November 2008
Monthly Archive
Sun 16 Nov 2008
As interview season looms I’m reminded of my mock interview for medical school, four years ago. Carnegie Mellon (my alma mater) gets a group of faculty together, who grill you as if it were the real thing. They use the session as a template for a committee letter that gets sent off to med schools around the country, and you get to practice interviewing. It’s a fantastic way of doing things.
As a young, punk applicant I wore crazy ties, wrote about an abscess on a guy’s ass in my personal statement, applied to all the wrong schools, and figured that if they didn’t want to accept me on my terms, I didn’t want to attend. Somehow it worked out in the end, but honestly, it was a crapshoot. I should have listened to my advisor†. I didn’t prepare for the interview at all; why would I? I was flying by the seat of my pants! I was hot shit! I didn’t play by anybody’s rules! Not even my own!
I walked in the room, all smiles, shook hands with the group, and sat down, confident and ready. My advisor opened with the easiest, most basic of questions.
“So, Zac. Why do you want to be a doctor?”
I paused, suddenly realizing I hadn’t really thought this through. I mean, I had a gut feeling, and I really enjoyed volunteering in the ER… but I couldn’t put it into words. Why exactly did I want to be a doctor? I thought I knew, but I never really expected anyone to question me on it. What was this, some kind of interrogation? Hesitating, I spoke.
“Well… I guess… I guess you’ll just have to trust me on this one††.”
And that, friends, was the end of the interview. It didn’t go over so well. Luckily for me, my advisor is the nicest woman in the world and postponed it to a later date. The second time around – after preparing for hours – I passed with flying colors, felt comfortable and calm, and enjoyed myself. I guess it just goes to show you… chance favors the prepared mind.
†Hi Dr. Burkert!
††I exaggerate not. That is an exact quote. And it was the very first thing out of my mouth after “Hello, nice to meet you”.
Wed 12 Nov 2008
I’m still having trouble sleeping; today I go into work with 8 hours combined for the past 3 days. Probably chump change compared to what I’ll go through in residency, but whatever.
So today, in an act of protest, I’m ditching the tie, wearing my least favorite pair of khakis, and using a beer shirt for my undershirt. Nobody at work will know… but secretly I’m rebelling against The Man. Take that, establishment!
Mon 10 Nov 2008
The worst feeling in the world – and one that I get, often – is tossing and turning, trying to fall asleep, knowing that it won’t happen. It’s made worse by the knowledge that I have to wake up at 6AM tomorrow, and that even if I were to fall asleep right now I’d be running on 5 hours of sleep. I know myself well. I know I won’t be in bed until 2.
I know this isn’t a feeling unique to the medical profession, but it feels worse knowing that I have to interact with a different person every 15 minutes tomorrow. The schedule demands that I’m in top form at all times, an impossible feat for any person, more impossible for me when I’m tired.
So, I debate. Pop 50 milligrams of benadryl? Gives me a horrendous sleep hangover in the morning. The few times I’ve overslept have been because I tried that particular trick. I could steal prescription sleep aids (Rozerem, Lunesta, Ambien) from the sample closet, but that’s a dangerous path that leads nowhere I want to go. I’ve tried it a few times. Those meds treat the symptom, not the disease.
In the end, I’ll likely sit on the couch with the lights off, blanket drawn up around my knees, TV flickering in the dark, and wait for the King of Dreams to beckon. It’ll be a long night. It’ll be a longer day.
Sat 8 Nov 2008
I just stumbled across this link from the Wall Street Journal about a man that was accidentally cured of his AIDS when his doctor treated his leukemia with a bone marrow transplant.

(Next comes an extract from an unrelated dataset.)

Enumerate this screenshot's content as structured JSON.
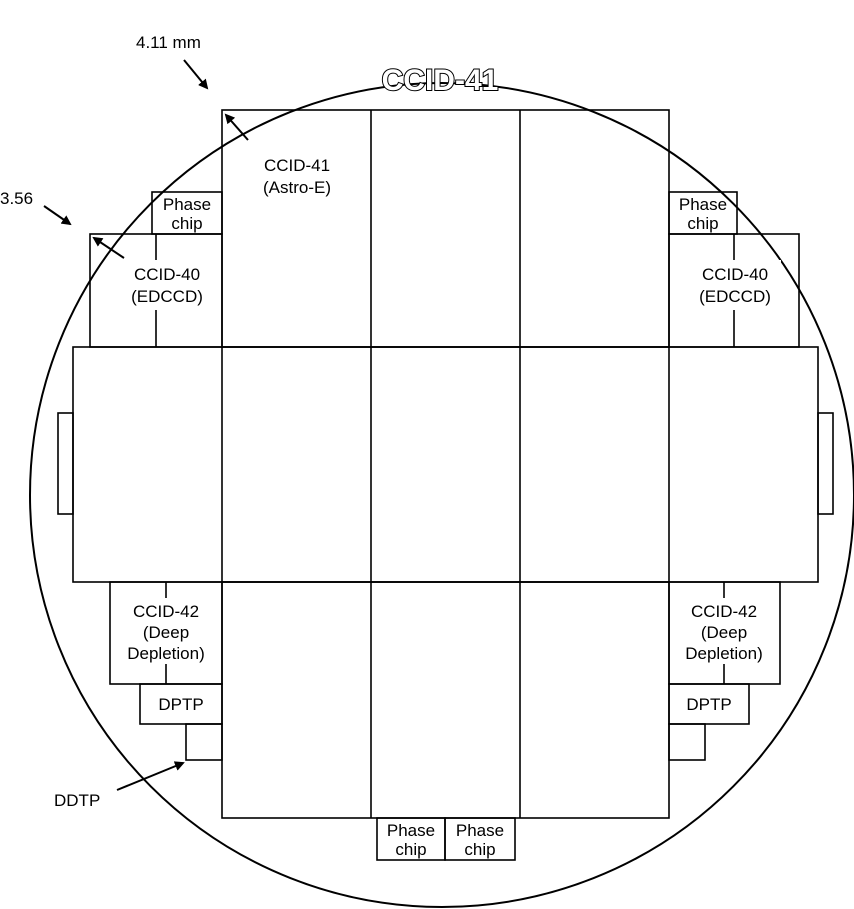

It is well documented in the literature that people homozygous for a mutation in the CCR5 receptor are effectively immune to HIV; the virus must use the CCR5 protein as a dock while it infects white blood cells. Kill off enough white blood cells and the Acquired Immune Deficiency Syndrome (AIDS) develops. However, one simple mutation in the cell and they are effectively impervious to the virus.
By giving his patient a bone marrow transplant from a donor who was homozygous for the CCR5 receptor, Dr. Hütter effectively insured that any new white blood cells made would be immune. The patient is still a viral carrier… but simply won’t develop the symptoms of AIDS.
Now, whether we should subject everyone with HIV to a bone marrow transplant – a costly, often dangerous procedure with significant longterm side effects – is a matter for another debate. But in the meantime, this is an overwhelmingly interesting development in the field of HIV research.
Tue 4 Nov 2008

Thank you Barack, we needed this so badly. Now we can begin the long, painful process of healing this great nation.
In other news, tonight marked an outpouring of support and international goodwill; Darfur spontaneously stopped the horrific genocides, North Korea decided to abandon its secret nuclear weapons program, and adorable puppies appeared on the lawns of ecstatic children everywhere.